Eine dem § 356 Abs. 3 GewO 1973 entsprechende Einwendung liegt dann vor, wenn der Nachbar die Verletzung eines subjektiven Rechtes geltend macht. Dem Vorbringen des Nachbarn muß jedenfalls entnommen werden können, daß überhaupt die Verletzung eines subjektiven Rechtes behauptet wird und ferner, welcher Art dieses Recht ist; d.h. es muß auf einen oder mehrere der in § 74 Abs. 2 Z. 1, 2, 3 oder 5 GewO 1973, im Falle des § 74 Abs. 2 Z. 2 leg. cit. auf einen oder mehrere der dort vorgeschriebenen Alternativtatbestände (Geruch, Lärm, Rauch, Staub, Erschütterungen oder eine "in anderer Weise" auftretende Einwirkung) abgestellt sein. Wer eine solche Einwendung rechtzeitig erhebt, erlangt - im Rahmen dieser Einwendung - als Nachbar Parteistellung.

Auch nur im Rahmen derart qualifizierter Einwendungen kann sich die Frage der Konkretisierung von Einwendungen durch späteres Vorbringen stellen (vgl. z.B. das Erkenntnis des Verwaltungsgerichtshofes vom 19. September 1989, Zl. 86/04/0103).

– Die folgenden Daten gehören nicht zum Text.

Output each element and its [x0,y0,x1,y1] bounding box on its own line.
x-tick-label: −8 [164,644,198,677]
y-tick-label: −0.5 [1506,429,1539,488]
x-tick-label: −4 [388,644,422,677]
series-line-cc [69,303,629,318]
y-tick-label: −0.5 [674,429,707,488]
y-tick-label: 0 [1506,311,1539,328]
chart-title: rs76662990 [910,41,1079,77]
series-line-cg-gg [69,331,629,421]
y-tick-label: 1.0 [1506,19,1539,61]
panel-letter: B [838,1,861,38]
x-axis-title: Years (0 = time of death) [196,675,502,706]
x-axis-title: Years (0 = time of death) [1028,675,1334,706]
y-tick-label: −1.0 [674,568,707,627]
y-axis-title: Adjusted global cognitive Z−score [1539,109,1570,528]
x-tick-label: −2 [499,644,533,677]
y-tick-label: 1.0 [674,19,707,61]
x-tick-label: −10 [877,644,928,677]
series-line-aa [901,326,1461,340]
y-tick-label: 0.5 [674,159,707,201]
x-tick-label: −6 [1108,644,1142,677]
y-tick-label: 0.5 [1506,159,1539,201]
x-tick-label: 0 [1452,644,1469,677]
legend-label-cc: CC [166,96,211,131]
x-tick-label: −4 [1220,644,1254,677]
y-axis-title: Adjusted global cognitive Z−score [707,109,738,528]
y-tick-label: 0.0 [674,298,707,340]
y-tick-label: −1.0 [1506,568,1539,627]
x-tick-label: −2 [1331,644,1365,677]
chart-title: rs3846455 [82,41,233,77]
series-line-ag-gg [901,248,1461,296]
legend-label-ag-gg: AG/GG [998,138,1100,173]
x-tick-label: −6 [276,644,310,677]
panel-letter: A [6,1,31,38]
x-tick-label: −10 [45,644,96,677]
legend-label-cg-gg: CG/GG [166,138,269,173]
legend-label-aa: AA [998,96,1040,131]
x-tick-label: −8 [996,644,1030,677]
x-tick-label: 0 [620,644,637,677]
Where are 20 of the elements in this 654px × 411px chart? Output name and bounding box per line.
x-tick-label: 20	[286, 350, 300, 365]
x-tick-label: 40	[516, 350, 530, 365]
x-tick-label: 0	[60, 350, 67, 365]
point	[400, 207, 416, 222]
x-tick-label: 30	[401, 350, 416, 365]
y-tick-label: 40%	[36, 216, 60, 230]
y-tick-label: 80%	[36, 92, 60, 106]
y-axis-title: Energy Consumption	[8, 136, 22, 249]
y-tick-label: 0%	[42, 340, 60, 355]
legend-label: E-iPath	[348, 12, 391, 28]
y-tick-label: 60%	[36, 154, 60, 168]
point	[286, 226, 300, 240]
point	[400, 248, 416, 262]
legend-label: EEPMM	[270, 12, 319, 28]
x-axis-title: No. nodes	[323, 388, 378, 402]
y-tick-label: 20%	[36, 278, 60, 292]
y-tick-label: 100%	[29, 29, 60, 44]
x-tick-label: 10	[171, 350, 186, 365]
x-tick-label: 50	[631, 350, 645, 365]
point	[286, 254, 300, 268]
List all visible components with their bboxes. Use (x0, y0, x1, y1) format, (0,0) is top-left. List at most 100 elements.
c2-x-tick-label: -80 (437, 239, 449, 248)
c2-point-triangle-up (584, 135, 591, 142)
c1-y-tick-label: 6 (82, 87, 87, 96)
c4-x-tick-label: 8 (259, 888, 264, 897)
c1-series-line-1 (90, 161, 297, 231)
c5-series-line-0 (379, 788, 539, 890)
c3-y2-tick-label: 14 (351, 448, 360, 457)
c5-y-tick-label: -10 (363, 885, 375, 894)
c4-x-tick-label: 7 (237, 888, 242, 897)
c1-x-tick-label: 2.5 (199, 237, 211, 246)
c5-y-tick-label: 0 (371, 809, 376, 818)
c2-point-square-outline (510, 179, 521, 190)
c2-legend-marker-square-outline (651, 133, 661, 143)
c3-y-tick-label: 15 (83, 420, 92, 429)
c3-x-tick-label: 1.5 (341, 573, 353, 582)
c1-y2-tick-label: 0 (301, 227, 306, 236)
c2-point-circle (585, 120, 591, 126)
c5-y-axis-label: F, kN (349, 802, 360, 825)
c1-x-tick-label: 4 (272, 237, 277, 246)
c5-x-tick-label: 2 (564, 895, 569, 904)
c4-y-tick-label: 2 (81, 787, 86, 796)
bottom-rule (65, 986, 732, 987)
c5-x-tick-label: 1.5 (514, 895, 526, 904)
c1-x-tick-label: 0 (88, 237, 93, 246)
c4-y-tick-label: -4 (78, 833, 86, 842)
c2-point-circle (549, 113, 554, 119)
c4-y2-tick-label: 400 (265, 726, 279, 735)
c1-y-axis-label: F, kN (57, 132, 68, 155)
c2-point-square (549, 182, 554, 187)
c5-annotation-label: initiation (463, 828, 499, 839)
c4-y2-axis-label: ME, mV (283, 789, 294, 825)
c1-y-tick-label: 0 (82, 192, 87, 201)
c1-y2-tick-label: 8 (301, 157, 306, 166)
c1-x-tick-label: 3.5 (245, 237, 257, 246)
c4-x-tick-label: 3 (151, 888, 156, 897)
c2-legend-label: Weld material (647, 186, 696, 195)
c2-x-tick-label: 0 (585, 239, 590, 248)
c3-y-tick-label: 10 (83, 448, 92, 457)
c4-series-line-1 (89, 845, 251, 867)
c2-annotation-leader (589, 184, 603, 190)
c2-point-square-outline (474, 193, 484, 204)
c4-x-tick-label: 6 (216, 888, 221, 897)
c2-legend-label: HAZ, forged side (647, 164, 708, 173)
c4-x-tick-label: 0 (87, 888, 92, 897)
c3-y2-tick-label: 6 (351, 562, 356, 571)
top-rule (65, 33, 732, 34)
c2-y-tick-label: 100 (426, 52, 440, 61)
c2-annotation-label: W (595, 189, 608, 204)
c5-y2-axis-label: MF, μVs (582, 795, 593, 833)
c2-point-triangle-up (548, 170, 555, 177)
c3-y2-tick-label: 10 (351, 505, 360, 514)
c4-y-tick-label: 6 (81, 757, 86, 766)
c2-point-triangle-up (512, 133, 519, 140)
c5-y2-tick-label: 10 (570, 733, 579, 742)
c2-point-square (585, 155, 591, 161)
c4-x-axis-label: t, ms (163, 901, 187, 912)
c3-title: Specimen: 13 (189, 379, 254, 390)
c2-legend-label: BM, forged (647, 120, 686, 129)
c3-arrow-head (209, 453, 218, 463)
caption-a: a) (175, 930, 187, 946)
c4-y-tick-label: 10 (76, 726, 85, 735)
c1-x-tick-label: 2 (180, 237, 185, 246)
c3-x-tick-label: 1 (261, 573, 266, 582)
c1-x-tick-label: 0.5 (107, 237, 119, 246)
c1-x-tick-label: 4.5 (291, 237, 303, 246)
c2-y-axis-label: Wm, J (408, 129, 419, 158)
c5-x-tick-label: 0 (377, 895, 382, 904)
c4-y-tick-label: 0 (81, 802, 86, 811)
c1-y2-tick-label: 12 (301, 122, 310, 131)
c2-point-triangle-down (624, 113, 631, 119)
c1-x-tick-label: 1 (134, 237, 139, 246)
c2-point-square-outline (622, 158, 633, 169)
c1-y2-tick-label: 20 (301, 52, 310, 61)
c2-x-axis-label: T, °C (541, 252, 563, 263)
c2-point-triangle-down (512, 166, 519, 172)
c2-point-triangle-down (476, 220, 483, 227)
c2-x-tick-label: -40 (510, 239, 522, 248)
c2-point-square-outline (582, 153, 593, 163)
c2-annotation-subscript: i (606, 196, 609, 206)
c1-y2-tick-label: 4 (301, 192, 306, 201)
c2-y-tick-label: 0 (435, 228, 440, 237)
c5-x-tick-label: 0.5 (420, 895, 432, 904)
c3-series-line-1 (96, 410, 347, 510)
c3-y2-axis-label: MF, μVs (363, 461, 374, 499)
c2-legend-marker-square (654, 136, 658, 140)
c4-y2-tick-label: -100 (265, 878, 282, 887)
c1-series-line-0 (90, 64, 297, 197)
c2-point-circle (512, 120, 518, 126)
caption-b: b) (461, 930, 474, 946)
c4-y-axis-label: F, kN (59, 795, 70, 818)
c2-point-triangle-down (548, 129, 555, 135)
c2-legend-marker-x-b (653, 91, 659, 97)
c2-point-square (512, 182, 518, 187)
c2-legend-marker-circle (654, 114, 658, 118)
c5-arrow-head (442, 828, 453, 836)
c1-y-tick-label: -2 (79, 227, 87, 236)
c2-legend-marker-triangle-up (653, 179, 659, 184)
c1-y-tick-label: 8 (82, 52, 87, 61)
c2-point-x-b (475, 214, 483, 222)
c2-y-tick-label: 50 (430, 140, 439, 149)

Gemessen an dieser Rechtslage war das Vorbringen der Beschwerdeführer in der Augenscheinsverhandlung vom 11. April 1988, "grundsätzlich Einwendungen" zu erheben, nicht als Einwendung zu werten und damit auch einer

- rechtserheblichen - Konkretisierung unzugänglich. Das Vorbringen der Beschwerdeführer in der am 21. November 1988 fortgesetzten Augenscheinsverhandlung erfüllte jedoch die an Einwendungen zu stellenden Anforderungen und vermittelte damit den Beschwerdeführern Parteistellung (u.a.) im Rahmen des Alternativtatbestandes "Lärm". Das ebenfalls auf Lärmemissionen, und zwar durch auf dem Betriebsgrundstück fahrende Kraftfahrzeuge bezogene spätere Vorbringen der Beschwerdeführer erweist sich somit als zulässige Konkretisierung dieser Einwendung. Da die belangte Behörde dies verkannte und die darauf gestützte Berufung als unzulässig zurückgewiesen hat, hat sie den angefochtenen Bescheid mit Rechtswidrigkeit seines Inhaltes belastet.

Der angefochtene Bescheid war daher gemäß § 42 Abs. 2 Z. 1 VwGG aufzuheben.

Die Kostenentscheidung gründet sich auf die §§ 47 ff VwGG in Verbindung mit der Verordnung BGBl. Nr. 104/1991. Das die Stempelgebühren betreffende Mehrbegehren war abzuweisen, weil der angefochtene Bescheid der Beschwerde nur einfach beizulegen war.